Sehr viel dramatischer ist der Zustieg in die Goule von oben. Ganz in der Nähe der Kreuzung der D217 und der D355 südlich von Vallon-Pont-d'Arc führt die Straße über einen Bachgraben. Dort muß man sein Fahrzeug zurücklassen. Folgt man dem Graben, dann stößt man unweigerlich auf die ovale Felsöffnung. Gleich geht es steil nach unten, nicht weit, aber doch ist es nützlich, z.B. gleich beim Eingang ein 10-m-Halteseil zu haben.

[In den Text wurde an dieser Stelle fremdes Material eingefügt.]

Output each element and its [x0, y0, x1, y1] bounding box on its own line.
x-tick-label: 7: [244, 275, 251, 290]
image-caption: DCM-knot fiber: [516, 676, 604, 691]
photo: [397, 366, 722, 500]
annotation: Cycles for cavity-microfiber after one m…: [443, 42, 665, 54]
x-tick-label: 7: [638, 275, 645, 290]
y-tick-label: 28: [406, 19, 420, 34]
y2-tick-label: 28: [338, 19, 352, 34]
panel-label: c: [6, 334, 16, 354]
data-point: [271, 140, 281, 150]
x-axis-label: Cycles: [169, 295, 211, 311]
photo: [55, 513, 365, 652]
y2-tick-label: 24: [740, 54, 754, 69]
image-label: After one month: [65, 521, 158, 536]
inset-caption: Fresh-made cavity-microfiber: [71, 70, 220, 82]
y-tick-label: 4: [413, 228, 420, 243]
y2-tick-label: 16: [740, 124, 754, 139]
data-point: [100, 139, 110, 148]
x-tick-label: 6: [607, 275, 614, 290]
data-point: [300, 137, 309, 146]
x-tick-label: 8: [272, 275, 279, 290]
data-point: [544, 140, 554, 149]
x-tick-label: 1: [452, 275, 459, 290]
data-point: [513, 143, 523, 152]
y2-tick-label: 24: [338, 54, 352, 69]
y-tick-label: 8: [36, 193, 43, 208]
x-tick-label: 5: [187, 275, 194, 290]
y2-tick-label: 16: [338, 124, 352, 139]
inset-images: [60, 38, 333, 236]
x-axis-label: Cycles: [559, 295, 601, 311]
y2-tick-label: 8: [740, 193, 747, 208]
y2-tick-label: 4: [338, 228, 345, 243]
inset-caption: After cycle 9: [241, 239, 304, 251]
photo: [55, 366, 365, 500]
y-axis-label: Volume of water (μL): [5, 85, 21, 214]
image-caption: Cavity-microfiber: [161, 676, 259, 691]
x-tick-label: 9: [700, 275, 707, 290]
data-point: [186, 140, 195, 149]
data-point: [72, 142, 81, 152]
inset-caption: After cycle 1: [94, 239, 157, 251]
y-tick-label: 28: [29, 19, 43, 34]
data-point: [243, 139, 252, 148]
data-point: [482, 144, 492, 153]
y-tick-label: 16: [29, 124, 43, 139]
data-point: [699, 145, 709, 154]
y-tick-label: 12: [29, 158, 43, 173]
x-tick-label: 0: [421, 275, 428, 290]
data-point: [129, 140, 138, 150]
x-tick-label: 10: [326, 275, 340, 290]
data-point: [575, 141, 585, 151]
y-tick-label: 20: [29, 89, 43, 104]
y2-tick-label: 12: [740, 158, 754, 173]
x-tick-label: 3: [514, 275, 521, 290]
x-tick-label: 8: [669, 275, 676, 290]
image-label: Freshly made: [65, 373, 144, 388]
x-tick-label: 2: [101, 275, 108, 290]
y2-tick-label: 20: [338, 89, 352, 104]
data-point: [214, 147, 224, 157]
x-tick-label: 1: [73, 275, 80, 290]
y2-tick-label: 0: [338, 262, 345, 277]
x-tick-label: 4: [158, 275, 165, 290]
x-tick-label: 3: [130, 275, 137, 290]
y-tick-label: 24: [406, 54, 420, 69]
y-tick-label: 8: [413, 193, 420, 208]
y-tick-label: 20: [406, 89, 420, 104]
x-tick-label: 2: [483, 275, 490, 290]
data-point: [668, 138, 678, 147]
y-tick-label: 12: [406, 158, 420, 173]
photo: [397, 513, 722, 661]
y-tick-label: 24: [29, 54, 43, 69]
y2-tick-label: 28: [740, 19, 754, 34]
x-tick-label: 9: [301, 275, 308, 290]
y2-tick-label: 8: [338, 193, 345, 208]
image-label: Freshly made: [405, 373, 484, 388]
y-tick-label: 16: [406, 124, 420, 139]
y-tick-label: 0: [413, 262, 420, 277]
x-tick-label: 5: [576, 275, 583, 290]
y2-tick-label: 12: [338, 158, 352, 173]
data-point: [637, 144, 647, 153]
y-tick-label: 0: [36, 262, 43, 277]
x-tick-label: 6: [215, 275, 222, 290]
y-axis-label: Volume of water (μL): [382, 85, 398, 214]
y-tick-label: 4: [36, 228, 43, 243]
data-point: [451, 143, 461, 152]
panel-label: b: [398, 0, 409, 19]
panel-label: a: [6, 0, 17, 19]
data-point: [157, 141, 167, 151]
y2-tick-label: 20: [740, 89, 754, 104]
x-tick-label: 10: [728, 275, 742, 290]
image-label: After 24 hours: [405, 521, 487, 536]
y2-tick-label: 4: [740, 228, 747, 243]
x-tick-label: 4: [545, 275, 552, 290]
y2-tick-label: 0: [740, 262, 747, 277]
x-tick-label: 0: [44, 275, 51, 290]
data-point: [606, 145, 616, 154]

Dann kommt gleich ein tiefes Wasserbecken, das man, wenn entsprechend ausgerüstet ist, gleich mit einem Boot überquert, dann ein kurzer Abstieg, wieder mit einem Seil von 5 Metern Länge zu machen, wieder ein Wasserbecken, Boot ablassen, noch ein Abstieg, 10 m Seil und 10 m Leiter sind empfohlen, noch ein Abstieg, diesmal 15 m Seil und 15 m Leiter usw.. Die Leiter wird empfohlen, damit man im schlimmsten Falle, wenn nämlich ein Schlechtwettereinbruch ist, eine weit bessere Chance hat, wieder hinauszukommen, als in SRT-Manier. Es geht immer so weiter, so daß am Ende die ganze Tour schon ziemlich materialaufwendig wird. Wer kein Boot mitnimmt, der muß damit zurechtkommen, daß es tiefe bis sehr tiefe Wasserstellen unterwegs gibt, die dann nur noch schwimmenderweise zu machen sind.

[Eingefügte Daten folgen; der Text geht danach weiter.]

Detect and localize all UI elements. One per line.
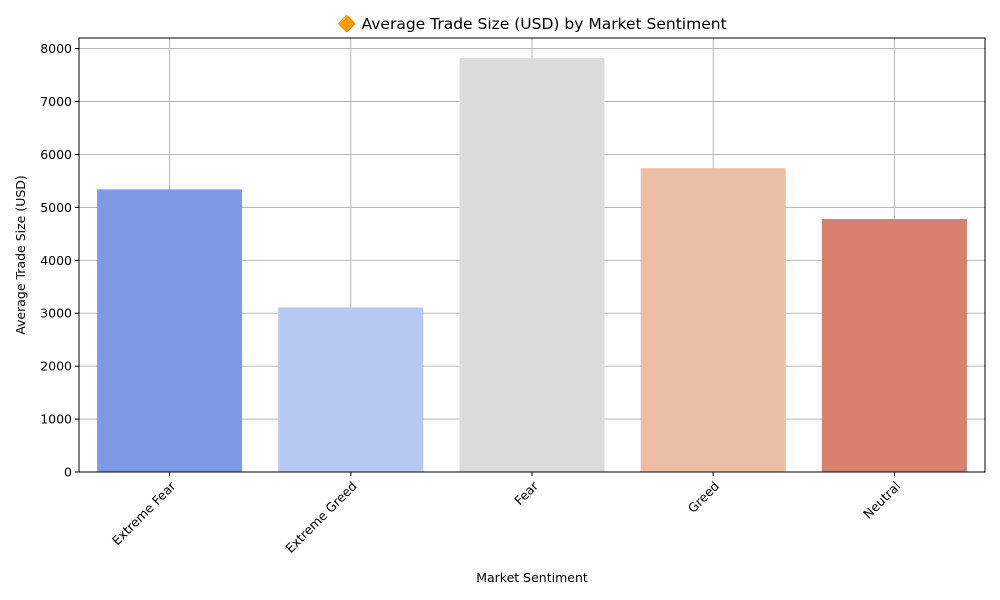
- x-axis: Extreme Fear Extreme Greed Fear Greed Neutra…: [109, 472, 903, 556]
- bars: [97, 58, 967, 473]
- y-tick-label: 4000: [40, 253, 72, 268]
- x-axis-label: Market Sentiment: [476, 570, 588, 585]
- y-tick-label: 7000: [40, 94, 72, 109]
- y-tick-label: 1000: [40, 412, 72, 427]
- bar-extreme-fear: [97, 189, 243, 472]
- y-axis: 0 1000 2000 3000 4000 5000 6000 7000 8000: [40, 41, 79, 480]
- bar-fear: [459, 58, 605, 473]
- y-tick-label: 3000: [40, 306, 72, 321]
- x-tick-label: Extreme Greed: [282, 478, 359, 555]
- y-tick-label: 6000: [40, 147, 72, 162]
- y-tick-label: 0: [64, 465, 72, 480]
- x-tick-label: Extreme Fear: [109, 478, 179, 548]
- y-tick-label: 5000: [40, 200, 72, 215]
- bar-extreme-greed: [278, 307, 424, 472]
- x-tick-label: Neutral: [860, 478, 903, 521]
- x-tick-label: Greed: [685, 478, 722, 515]
- bar-greed: [640, 168, 786, 472]
- bar-neutral: [821, 219, 967, 472]
- y-tick-label: 2000: [40, 359, 72, 374]
- y-tick-label: 8000: [40, 41, 72, 56]
- y-axis-label: Average Trade Size (USD): [13, 175, 28, 335]
- x-tick-label: Fear: [511, 478, 541, 508]
- chart-title: 🔶 Average Trade Size (USD) by Market Sen…: [337, 14, 726, 33]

1985 und 1986 war ich mit Reinhard Wagner in der Höhle unterwegs, wobei wir dauernd feststellen mußten, daß wir zuwenig Material dabei hatten. Eigentlich haben wir nur den steilen Eingangsteil gesehen, aber schon der war sehr eindrucksvoll. Alle Strukturen künden von der Macht des Wassers, die die Räume überall geprägt haben.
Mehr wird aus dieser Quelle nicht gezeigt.